Saudi Arabia HungerStation: Fast-food Convenience or Obesity Enabler?

HungerStation

HungerStation.com in Saudi Arabia is a new online platform where customers can order food from a lengthening list of restaurants for delivery right to their doorstep.  Wildly successful, the service has experienced a 500% increase in daily traffic since their launch last November, and is signing on new food chains at an impressive clip.

HungerStation doesn’t deliver the food themselves, but instead acts as a junk food enabler. Clarification is in order: this isn’t fine dining.

Craving some crappy fast food?  Waddle over to your computer (or flip on your smart phone). Sign on to the website (weirdly named Henkerstishn in the English language version) and type in what you’re hungry for.  Using global positioning technology, the system ranks restaurants based on distance from final delivery, ensuring that your supersized food arrives at super fast speed.

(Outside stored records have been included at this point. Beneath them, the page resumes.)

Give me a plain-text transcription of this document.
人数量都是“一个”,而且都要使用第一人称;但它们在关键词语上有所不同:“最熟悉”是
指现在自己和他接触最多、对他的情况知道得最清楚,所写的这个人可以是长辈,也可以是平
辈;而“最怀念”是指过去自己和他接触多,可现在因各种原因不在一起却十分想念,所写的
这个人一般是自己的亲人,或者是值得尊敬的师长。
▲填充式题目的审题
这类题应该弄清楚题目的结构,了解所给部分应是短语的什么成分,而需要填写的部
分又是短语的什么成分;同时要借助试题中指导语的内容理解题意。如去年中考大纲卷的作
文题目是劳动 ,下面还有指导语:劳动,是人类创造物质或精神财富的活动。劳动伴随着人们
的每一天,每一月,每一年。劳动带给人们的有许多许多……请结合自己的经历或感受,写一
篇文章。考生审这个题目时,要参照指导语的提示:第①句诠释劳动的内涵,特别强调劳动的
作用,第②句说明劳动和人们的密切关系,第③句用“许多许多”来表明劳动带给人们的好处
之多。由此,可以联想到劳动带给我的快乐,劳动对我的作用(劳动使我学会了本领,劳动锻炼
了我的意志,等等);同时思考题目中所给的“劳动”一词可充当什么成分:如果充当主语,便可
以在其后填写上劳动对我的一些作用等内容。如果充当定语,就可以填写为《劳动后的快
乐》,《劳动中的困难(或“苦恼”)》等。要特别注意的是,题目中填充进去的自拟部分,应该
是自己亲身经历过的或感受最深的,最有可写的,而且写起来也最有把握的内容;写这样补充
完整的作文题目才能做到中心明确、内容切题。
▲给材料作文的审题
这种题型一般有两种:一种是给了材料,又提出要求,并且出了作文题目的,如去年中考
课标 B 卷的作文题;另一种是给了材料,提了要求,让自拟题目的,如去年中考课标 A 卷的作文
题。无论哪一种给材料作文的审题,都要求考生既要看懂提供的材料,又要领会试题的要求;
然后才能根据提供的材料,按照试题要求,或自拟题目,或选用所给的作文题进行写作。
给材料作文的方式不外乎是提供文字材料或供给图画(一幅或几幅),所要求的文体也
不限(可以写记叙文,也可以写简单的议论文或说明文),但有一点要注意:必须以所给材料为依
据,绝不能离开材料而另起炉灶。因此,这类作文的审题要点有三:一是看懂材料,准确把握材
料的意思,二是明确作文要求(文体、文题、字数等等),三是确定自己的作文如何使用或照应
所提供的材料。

Feeling promiscuous? There’s an option of ordering different munchies from different restaurants and getting everything delivered at the same time.

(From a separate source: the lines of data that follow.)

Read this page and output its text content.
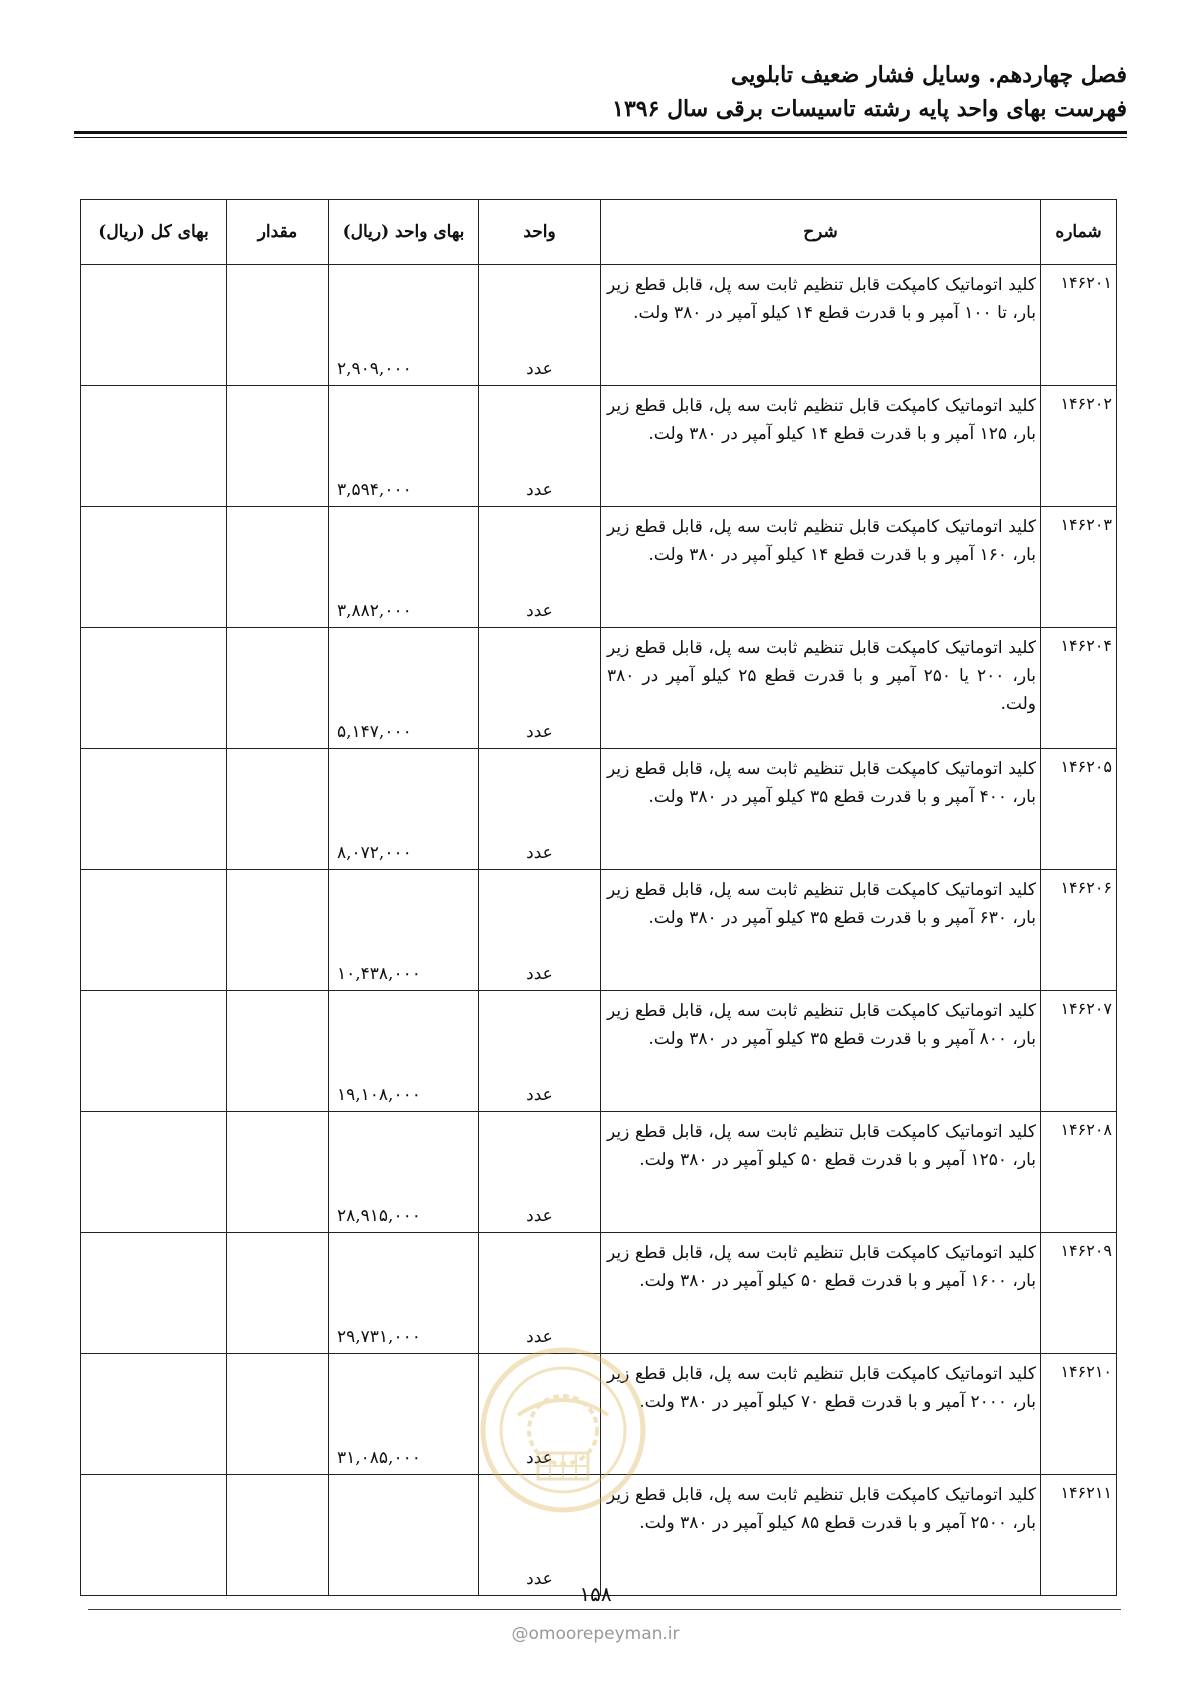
فصل چهاردهم. وسایل فشار ضعیف تابلویی
فهرست بهای واحد پایه رشته تاسیسات برقی سال ۱۳۹۶
شماره	شرح	واحد	بهای واحد (ریال)	مقدار	بهای کل (ریال)
۱۴۶۲۰۱	کلید اتوماتیک کامپکت قابل تنظیم ثابت سه پل، قابل قطع زیر بار، تا ۱۰۰ آمپر و با قدرت قطع ۱۴ کیلو آمپر در ۳۸۰ ولت.	عدد	۲,۹۰۹,۰۰۰		

۱۴۶۲۰۲	کلید اتوماتیک کامپکت قابل تنظیم ثابت سه پل، قابل قطع زیر بار، ۱۲۵ آمپر و با قدرت قطع ۱۴ کیلو آمپر در ۳۸۰ ولت.	عدد	۳,۵۹۴,۰۰۰		

۱۴۶۲۰۳	کلید اتوماتیک کامپکت قابل تنظیم ثابت سه پل، قابل قطع زیر بار، ۱۶۰ آمپر و با قدرت قطع ۱۴ کیلو آمپر در ۳۸۰ ولت.	عدد	۳,۸۸۲,۰۰۰		

۱۴۶۲۰۴	کلید اتوماتیک کامپکت قابل تنظیم ثابت سه پل، قابل قطع زیر بار، ۲۰۰ یا ۲۵۰ آمپر و با قدرت قطع ۲۵ کیلو آمپر در ۳۸۰ ولت.	عدد	۵,۱۴۷,۰۰۰		

۱۴۶۲۰۵	کلید اتوماتیک کامپکت قابل تنظیم ثابت سه پل، قابل قطع زیر بار، ۴۰۰ آمپر و با قدرت قطع ۳۵ کیلو آمپر در ۳۸۰ ولت.	عدد	۸,۰۷۲,۰۰۰		

۱۴۶۲۰۶	کلید اتوماتیک کامپکت قابل تنظیم ثابت سه پل، قابل قطع زیر بار، ۶۳۰ آمپر و با قدرت قطع ۳۵ کیلو آمپر در ۳۸۰ ولت.	عدد	۱۰,۴۳۸,۰۰۰		

۱۴۶۲۰۷	کلید اتوماتیک کامپکت قابل تنظیم ثابت سه پل، قابل قطع زیر بار، ۸۰۰ آمپر و با قدرت قطع ۳۵ کیلو آمپر در ۳۸۰ ولت.	عدد	۱۹,۱۰۸,۰۰۰		

۱۴۶۲۰۸	کلید اتوماتیک کامپکت قابل تنظیم ثابت سه پل، قابل قطع زیر بار، ۱۲۵۰ آمپر و با قدرت قطع ۵۰ کیلو آمپر در ۳۸۰ ولت.	عدد	۲۸,۹۱۵,۰۰۰		

۱۴۶۲۰۹	کلید اتوماتیک کامپکت قابل تنظیم ثابت سه پل، قابل قطع زیر بار، ۱۶۰۰ آمپر و با قدرت قطع ۵۰ کیلو آمپر در ۳۸۰ ولت.	عدد	۲۹,۷۳۱,۰۰۰		

۱۴۶۲۱۰	کلید اتوماتیک کامپکت قابل تنظیم ثابت سه پل، قابل قطع زیر بار، ۲۰۰۰ آمپر و با قدرت قطع ۷۰ کیلو آمپر در ۳۸۰ ولت.	عدد	۳۱,۰۸۵,۰۰۰		

۱۴۶۲۱۱	کلید اتوماتیک کامپکت قابل تنظیم ثابت سه پل، قابل قطع زیر بار، ۲۵۰۰ آمپر و با قدرت قطع ۸۵ کیلو آمپر در ۳۸۰ ولت.	عدد			

۱۵۸
@omoorepeyman.ir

Home delivery of pizza and Chinese food has been popular in American cities and college towns for about fifty years; and it’s caught on in European cities too. In the 1990s, services sprung up that coordinated home delivery from finer American restaurants, but appeal was limited: prices were higher than in-restaurant dining, the food less impressively presented and naturally, it arrived colder.

Food is central to Saudi social life. The Saudi concept of majlis or diwanya doesn’t mesh with in-restaurant dining: most people prefer to bring takeaway food into their homes where they can casually convene with friends to play cards or watch television. This translates into a booming fast-food take-away business: Kingdom fast food sales expected to grow to $4.5 billion by 2015. Now HungerStation eliminates the need to ever leave your home.  Especially appealing to Saudi women forbidden to drive.

Founder Ahmed Al Majid was a student at McGill University in Montreal, a town familiar with home delivered grub. Its climate can be as punishing as anything Jeddah serves up, yet there isn’t a month in this Canadian city that is without some sort of brilliant public celebration.

Too bad he chose to export home food delivery instead of that city’s open-air cultural events: Montreal is a city of festivals. Sure, food is part of the party, but it doesn’t always hold center stage.

Al Majid might have elected to bank on young people’s socializing instead of their eating. He could’ve become a cultural impresario by exporting one of Montreal’s many excellent music events, or my personal favorite, the long-running comedy hit Just for Laughs (or “Festival du Ha-Ha”).

Instead he’s put his money where the kingdom’s young mouth is. And his investment is paying off: his service is now available in five Saudi cities, and he’s expanded to Bahrain. But it’s unlikely he’ll branch into the United Arab Emirates, which made feeding children junk food a punishable offense.